If I start the service and use valgrind, it will report that I free invalid pointer.
So, I think it should have something to do about my pointer.
struct list {
int no;
BYTE parm[SLEN];
struct list *next;
};
struct list *memory_current;
struct list *memory_head;
struct list *memory_prev;
int getMemoryUsage(int sendCmd) {
pthread_mutex_lock(&lock);
FILE *fp = NULL;
BYTE buffer[10] = "";
BYTE memorys[10] = "";
int flag = 0;
TRY {
if ((fp = popen("free_data=$(free -m | grep Mem);total=$(echo $free_data | cut -f2 -d' ');"
"free_data=$(free -m | grep 'buffers/cache');buffers=$(echo $free_data | cut -f3 -d' ');echo $(($buffers*100/$total))", "r")) == NULL) {
THROW(CMD_NOT_FND);
}
else {
while (fgets(buffer, sizeof(buffer), fp) != NULL) {
strcat(memorys, buffer);
memory_current = (struct list *)malloc(sizeof(struct list));
if (memory_current == NULL) {
THROW(MALLOC_ERROR);
}
memory_current->next = NULL;
strncpy(memory_current->parm, buffer, SLEN -1);
memory_current->parm[SLEN -1] = '\0';
if (memory_head == NULL)
memory_head = memory_current;
else
memory_prev->next = memory_current;
memory_prev = memory_current;
memset(buffer, 0, sizeof(buffer));
flag = 1;
}
if (flag == 0)
THROW(CMD_NOT_FND);
}
}
CATCH (CMD_NOT_FND) {
memorys[0] = 'n';
memorys[1] = '/';
memorys[2] = 'a';
printf("Memory Usage % : %s\n", memorys);
printLog("Memory Usage % ->", memorys);
}
CATCH (MALLOC_ERROR) {
memorys[0] = 'n';
memorys[1] = '/';
memorys[2] = 'a';
printf("Memory Usage malloc error : %s\n", memorys);
printLog("Memory Usage malloc error ->", memorys);
}
FINALLY {
pclose(fp);
// printf("Memory Usage % : %s\n", memorys);
// printf("Memory Usage length %d\n", strlen(memorys));
}
ETRY;
if (sendCmd == 1) {
if (flag != 0) {
memory_current = memory_head;
int totalMemory = 0;
int count = 0;
int avg = 0;
int perc = 0;
BYTE avg_memory[10] = "";
while (memory_current != NULL) {
sscanf(memory_current->parm, "%d", &perc);
totalMemory += perc;
memory_current = memory_current->next;
count++;
}
avg = totalMemory / count;
snprintf(avg_memory, sizeof(avg_memory), "%d", avg); ;
strcat(avg_memory, ";");
printf("Memory Usage % : %s\n", avg_memory);
printLog("Memory Usage % ->", avg_memory);
// free linked list
memory_current = memory_head;
while (memory_current != NULL) {
memory_prev = memory_current;
memory_current = memory_current->next;
free(memory_prev);
memory_prev = NULL; //fix dangling
}
head_memory = NULL; //fix dangling
current_memory = NULL; //fix dangling
}
}
pthread_mutex_unlock(&lock);
return 0;
}
I have the global pointer to keep record the memory usage in a timer, and I will use the result and clear the list in a interval of time.

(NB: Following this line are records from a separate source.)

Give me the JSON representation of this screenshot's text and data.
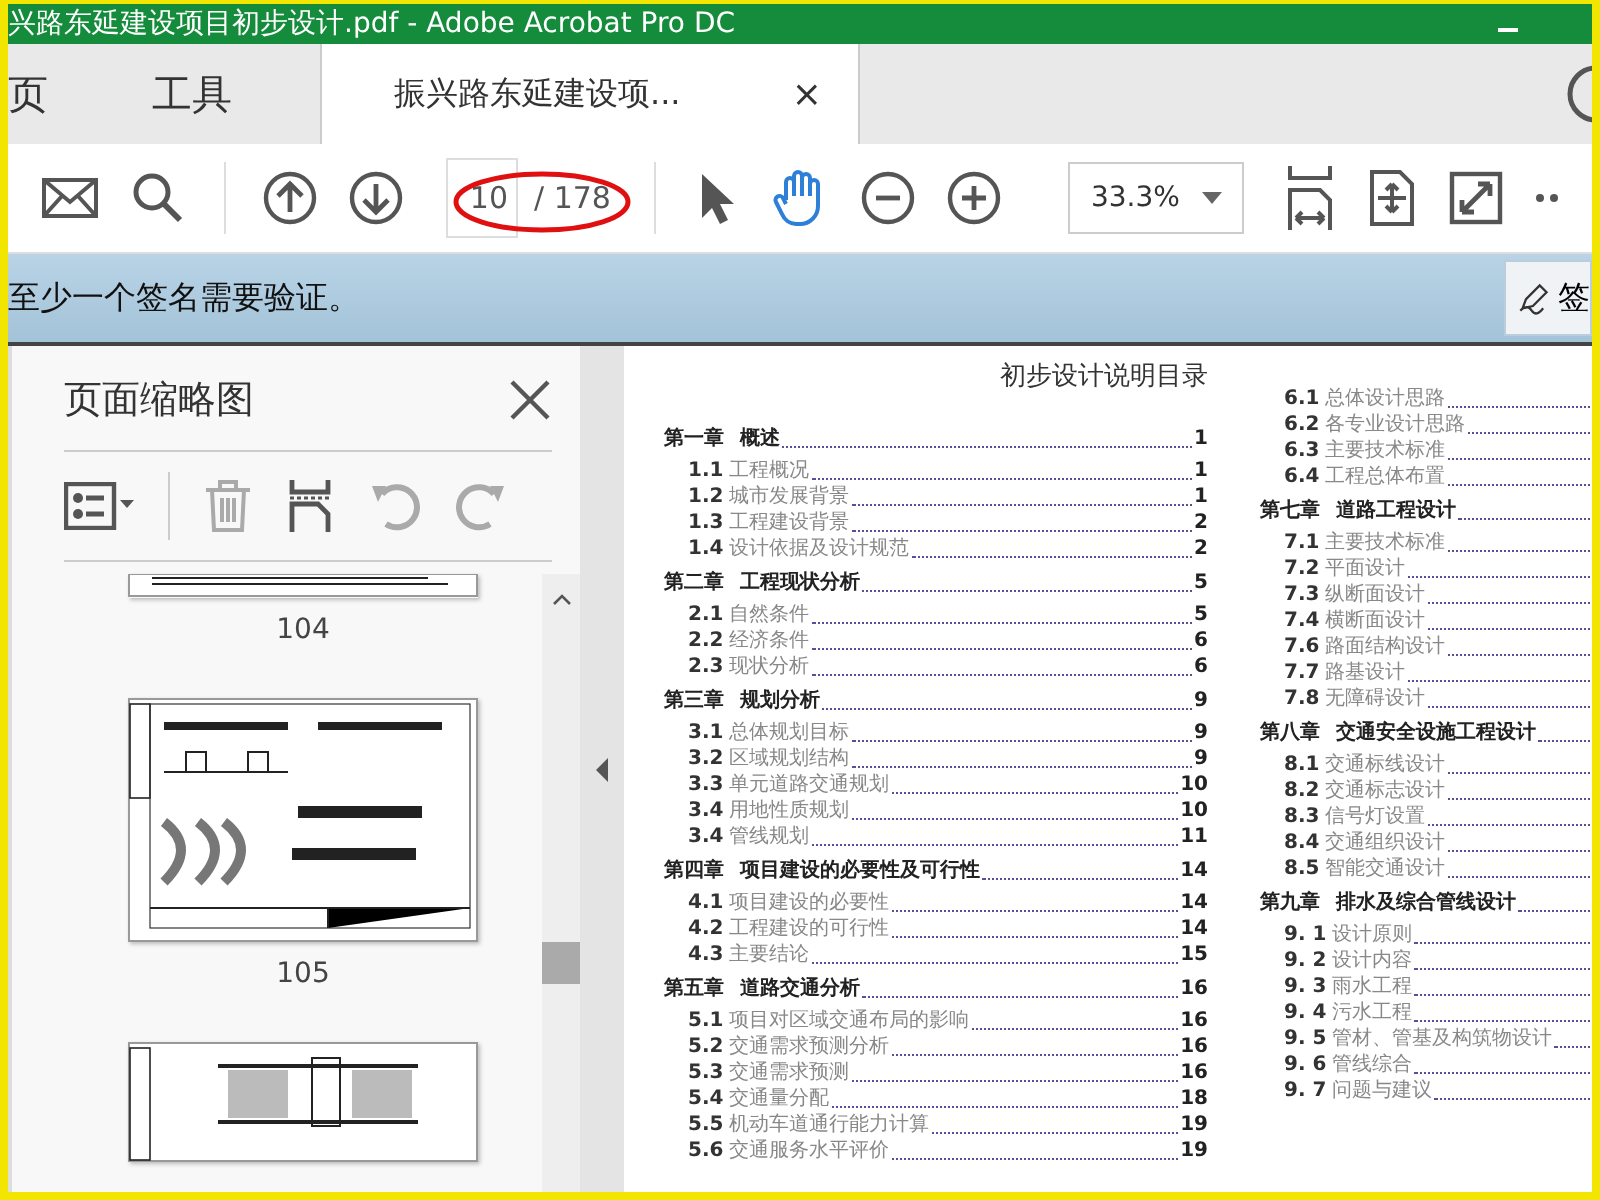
{
  "window": {
    "title": "兴路东延建设项目初步设计.pdf - Adobe Acrobat Pro DC"
  },
  "tabs": [
    {
      "label": "页",
      "selected": false
    },
    {
      "label": "工具",
      "selected": false
    },
    {
      "label": "振兴路东延建设项...",
      "selected": true,
      "close": "×"
    }
  ],
  "toolbar": {
    "page_field": "10",
    "page_total": "/ 178",
    "zoom": "33.3%",
    "tools": [
      {
        "kind": "select",
        "selected": false
      },
      {
        "kind": "hand",
        "selected": true
      }
    ]
  },
  "notice": {
    "text": "至少一个签名需要验证。",
    "button_label": "签"
  },
  "thumbnails_panel": {
    "title": "页面缩略图",
    "pages": [
      {
        "kind": "partial-top",
        "label": "104"
      },
      {
        "kind": "full",
        "label": "105"
      },
      {
        "kind": "partial-bottom"
      }
    ]
  },
  "document": {
    "title": "初步设计说明目录",
    "columns": [
      [
        {
          "kind": "chapter",
          "number": "第一章",
          "title": "概述",
          "page": "1"
        },
        {
          "kind": "section",
          "number": "1.1",
          "title": "工程概况",
          "page": "1"
        },
        {
          "kind": "section",
          "number": "1.2",
          "title": "城市发展背景",
          "page": "1"
        },
        {
          "kind": "section",
          "number": "1.3",
          "title": "工程建设背景",
          "page": "2"
        },
        {
          "kind": "section",
          "number": "1.4",
          "title": "设计依据及设计规范",
          "page": "2"
        },
        {
          "kind": "chapter",
          "number": "第二章",
          "title": "工程现状分析",
          "page": "5"
        },
        {
          "kind": "section",
          "number": "2.1",
          "title": "自然条件",
          "page": "5"
        },
        {
          "kind": "section",
          "number": "2.2",
          "title": "经济条件",
          "page": "6"
        },
        {
          "kind": "section",
          "number": "2.3",
          "title": "现状分析",
          "page": "6"
        },
        {
          "kind": "chapter",
          "number": "第三章",
          "title": "规划分析",
          "page": "9"
        },
        {
          "kind": "section",
          "number": "3.1",
          "title": "总体规划目标",
          "page": "9"
        },
        {
          "kind": "section",
          "number": "3.2",
          "title": "区域规划结构",
          "page": "9"
        },
        {
          "kind": "section",
          "number": "3.3",
          "title": "单元道路交通规划",
          "page": "10"
        },
        {
          "kind": "section",
          "number": "3.4",
          "title": "用地性质规划",
          "page": "10"
        },
        {
          "kind": "section",
          "number": "3.4",
          "title": "管线规划",
          "page": "11"
        },
        {
          "kind": "chapter",
          "number": "第四章",
          "title": "项目建设的必要性及可行性",
          "page": "14"
        },
        {
          "kind": "section",
          "number": "4.1",
          "title": "项目建设的必要性",
          "page": "14"
        },
        {
          "kind": "section",
          "number": "4.2",
          "title": "工程建设的可行性",
          "page": "14"
        },
        {
          "kind": "section",
          "number": "4.3",
          "title": "主要结论",
          "page": "15"
        },
        {
          "kind": "chapter",
          "number": "第五章",
          "title": "道路交通分析",
          "page": "16"
        },
        {
          "kind": "section",
          "number": "5.1",
          "title": "项目对区域交通布局的影响",
          "page": "16"
        },
        {
          "kind": "section",
          "number": "5.2",
          "title": "交通需求预测分析",
          "page": "16"
        },
        {
          "kind": "section",
          "number": "5.3",
          "title": "交通需求预测",
          "page": "16"
        },
        {
          "kind": "section",
          "number": "5.4",
          "title": "交通量分配",
          "page": "18"
        },
        {
          "kind": "section",
          "number": "5.5",
          "title": "机动车道通行能力计算",
          "page": "19"
        },
        {
          "kind": "section",
          "number": "5.6",
          "title": "交通服务水平评价",
          "page": "19"
        }
      ],
      [
        {
          "kind": "section",
          "number": "6.1",
          "title": "总体设计思路"
        },
        {
          "kind": "section",
          "number": "6.2",
          "title": "各专业设计思路"
        },
        {
          "kind": "section",
          "number": "6.3",
          "title": "主要技术标准"
        },
        {
          "kind": "section",
          "number": "6.4",
          "title": "工程总体布置"
        },
        {
          "kind": "chapter",
          "number": "第七章",
          "title": "道路工程设计"
        },
        {
          "kind": "section",
          "number": "7.1",
          "title": "主要技术标准"
        },
        {
          "kind": "section",
          "number": "7.2",
          "title": "平面设计"
        },
        {
          "kind": "section",
          "number": "7.3",
          "title": "纵断面设计"
        },
        {
          "kind": "section",
          "number": "7.4",
          "title": "横断面设计"
        },
        {
          "kind": "section",
          "number": "7.6",
          "title": "路面结构设计"
        },
        {
          "kind": "section",
          "number": "7.7",
          "title": "路基设计"
        },
        {
          "kind": "section",
          "number": "7.8",
          "title": "无障碍设计"
        },
        {
          "kind": "chapter",
          "number": "第八章",
          "title": "交通安全设施工程设计"
        },
        {
          "kind": "section",
          "number": "8.1",
          "title": "交通标线设计"
        },
        {
          "kind": "section",
          "number": "8.2",
          "title": "交通标志设计"
        },
        {
          "kind": "section",
          "number": "8.3",
          "title": "信号灯设置"
        },
        {
          "kind": "section",
          "number": "8.4",
          "title": "交通组织设计"
        },
        {
          "kind": "section",
          "number": "8.5",
          "title": "智能交通设计"
        },
        {
          "kind": "chapter",
          "number": "第九章",
          "title": "排水及综合管线设计"
        },
        {
          "kind": "section",
          "number": "9. 1",
          "title": "设计原则"
        },
        {
          "kind": "section",
          "number": "9. 2",
          "title": "设计内容"
        },
        {
          "kind": "section",
          "number": "9. 3",
          "title": "雨水工程"
        },
        {
          "kind": "section",
          "number": "9. 4",
          "title": "污水工程"
        },
        {
          "kind": "section",
          "number": "9. 5",
          "title": "管材、管基及构筑物设计"
        },
        {
          "kind": "section",
          "number": "9. 6",
          "title": "管线综合"
        },
        {
          "kind": "section",
          "number": "9. 7",
          "title": "问题与建议"
        }
      ]
    ]
  }
}
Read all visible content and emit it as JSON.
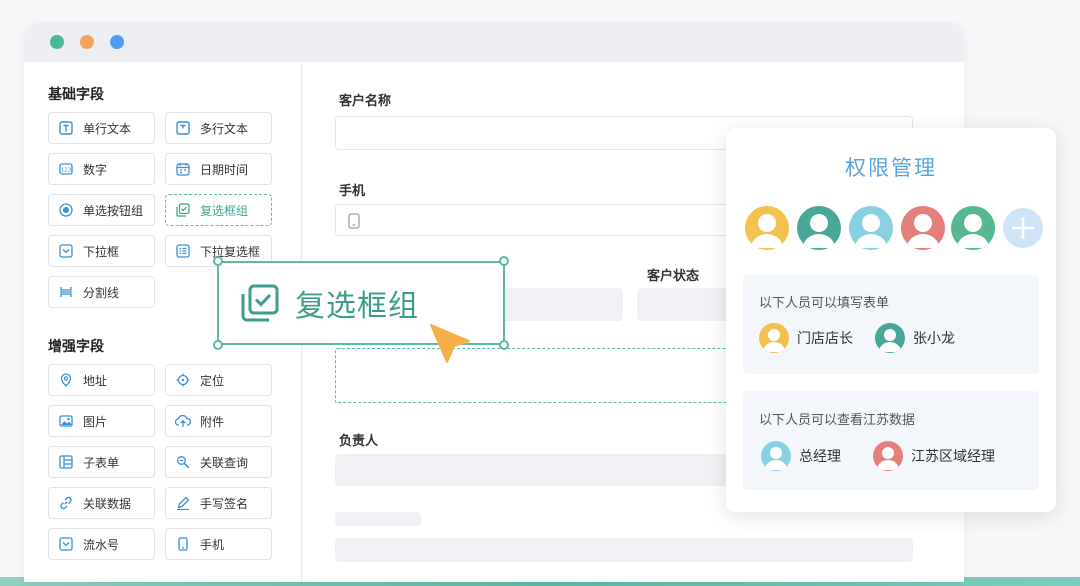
{
  "window": {
    "dots": [
      "#4cb59c",
      "#f2a55a",
      "#4f9ef0"
    ]
  },
  "sidebar": {
    "basic_title": "基础字段",
    "basic_fields": [
      {
        "label": "单行文本",
        "icon": "single-line-text-icon"
      },
      {
        "label": "多行文本",
        "icon": "multi-line-text-icon"
      },
      {
        "label": "数字",
        "icon": "number-icon"
      },
      {
        "label": "日期时间",
        "icon": "calendar-icon"
      },
      {
        "label": "单选按钮组",
        "icon": "radio-icon"
      },
      {
        "label": "复选框组",
        "icon": "checkbox-icon"
      },
      {
        "label": "下拉框",
        "icon": "dropdown-icon"
      },
      {
        "label": "下拉复选框",
        "icon": "dropdown-multi-icon"
      },
      {
        "label": "分割线",
        "icon": "divider-icon"
      }
    ],
    "advanced_title": "增强字段",
    "advanced_fields": [
      {
        "label": "地址",
        "icon": "location-pin-icon"
      },
      {
        "label": "定位",
        "icon": "crosshair-icon"
      },
      {
        "label": "图片",
        "icon": "image-icon"
      },
      {
        "label": "附件",
        "icon": "upload-cloud-icon"
      },
      {
        "label": "子表单",
        "icon": "subform-icon"
      },
      {
        "label": "关联查询",
        "icon": "linked-query-icon"
      },
      {
        "label": "关联数据",
        "icon": "linked-data-icon"
      },
      {
        "label": "手写签名",
        "icon": "pen-icon"
      },
      {
        "label": "流水号",
        "icon": "serial-number-icon"
      },
      {
        "label": "手机",
        "icon": "phone-icon"
      }
    ]
  },
  "form": {
    "customer_name_label": "客户名称",
    "phone_label": "手机",
    "customer_status_label": "客户状态",
    "owner_label": "负责人"
  },
  "drag_item": {
    "label": "复选框组",
    "icon": "checkbox-icon"
  },
  "permissions": {
    "title": "权限管理",
    "avatar_colors": [
      "#f2c14e",
      "#4aa89a",
      "#89d0e3",
      "#e47f7b",
      "#56b88f"
    ],
    "add_icon": "plus-icon",
    "fill_caption": "以下人员可以填写表单",
    "fill_people": [
      {
        "name": "门店店长",
        "color": "#f2c14e"
      },
      {
        "name": "张小龙",
        "color": "#4aa89a"
      }
    ],
    "view_caption": "以下人员可以查看江苏数据",
    "view_people": [
      {
        "name": "总经理",
        "color": "#89d0e3"
      },
      {
        "name": "江苏区域经理",
        "color": "#e47f7b"
      }
    ]
  }
}
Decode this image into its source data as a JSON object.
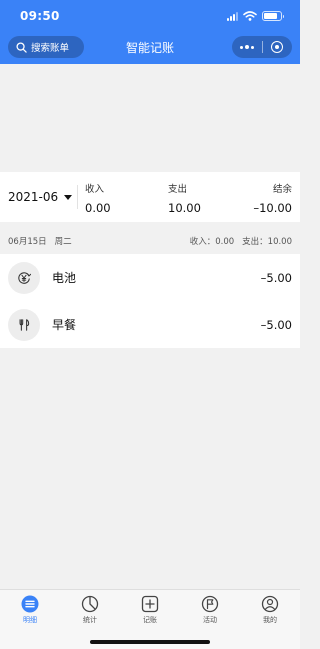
{
  "status_bar": {
    "time": "09:50"
  },
  "nav": {
    "search_label": "搜索账单",
    "title": "智能记账"
  },
  "summary": {
    "month": "2021-06",
    "income_label": "收入",
    "income_value": "0.00",
    "expense_label": "支出",
    "expense_value": "10.00",
    "balance_label": "结余",
    "balance_value": "–10.00"
  },
  "day": {
    "date": "06月15日",
    "weekday": "周二",
    "income_text": "收入：0.00",
    "expense_text": "支出：10.00",
    "entries": [
      {
        "name": "电池",
        "amount": "–5.00",
        "icon": "yen-cycle-icon"
      },
      {
        "name": "早餐",
        "amount": "–5.00",
        "icon": "fork-knife-icon"
      }
    ]
  },
  "tabs": [
    {
      "label": "明细",
      "icon": "list-icon",
      "active": true
    },
    {
      "label": "统计",
      "icon": "pie-chart-icon",
      "active": false
    },
    {
      "label": "记账",
      "icon": "add-box-icon",
      "active": false
    },
    {
      "label": "活动",
      "icon": "flag-icon",
      "active": false
    },
    {
      "label": "我的",
      "icon": "profile-icon",
      "active": false
    }
  ],
  "colors": {
    "accent": "#3a82f7",
    "background": "#f1f1f1"
  }
}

I use the same way to use in other function and the memory usage is fine, but the pointers are local and will free at the end.
Could you please help to advice or pointer out what is wrong about my pointer usage.
Thanks.
[Update]
I found that this might be a dangling pointer, so I set the pointer to NULL after the free.
So far the memory won't raise, but I'll keep watching it for more days.
Solved
The memory won't raise again, so I guess it's the dangling pointer issue.
memory_current, memory_head and memory_prev were not initialized to NULL.
you check:
if (memory_head == NULL)
when memory_head was not initialized, therefore you maybe loose some memory allocations
also look like they should be local variables, not global.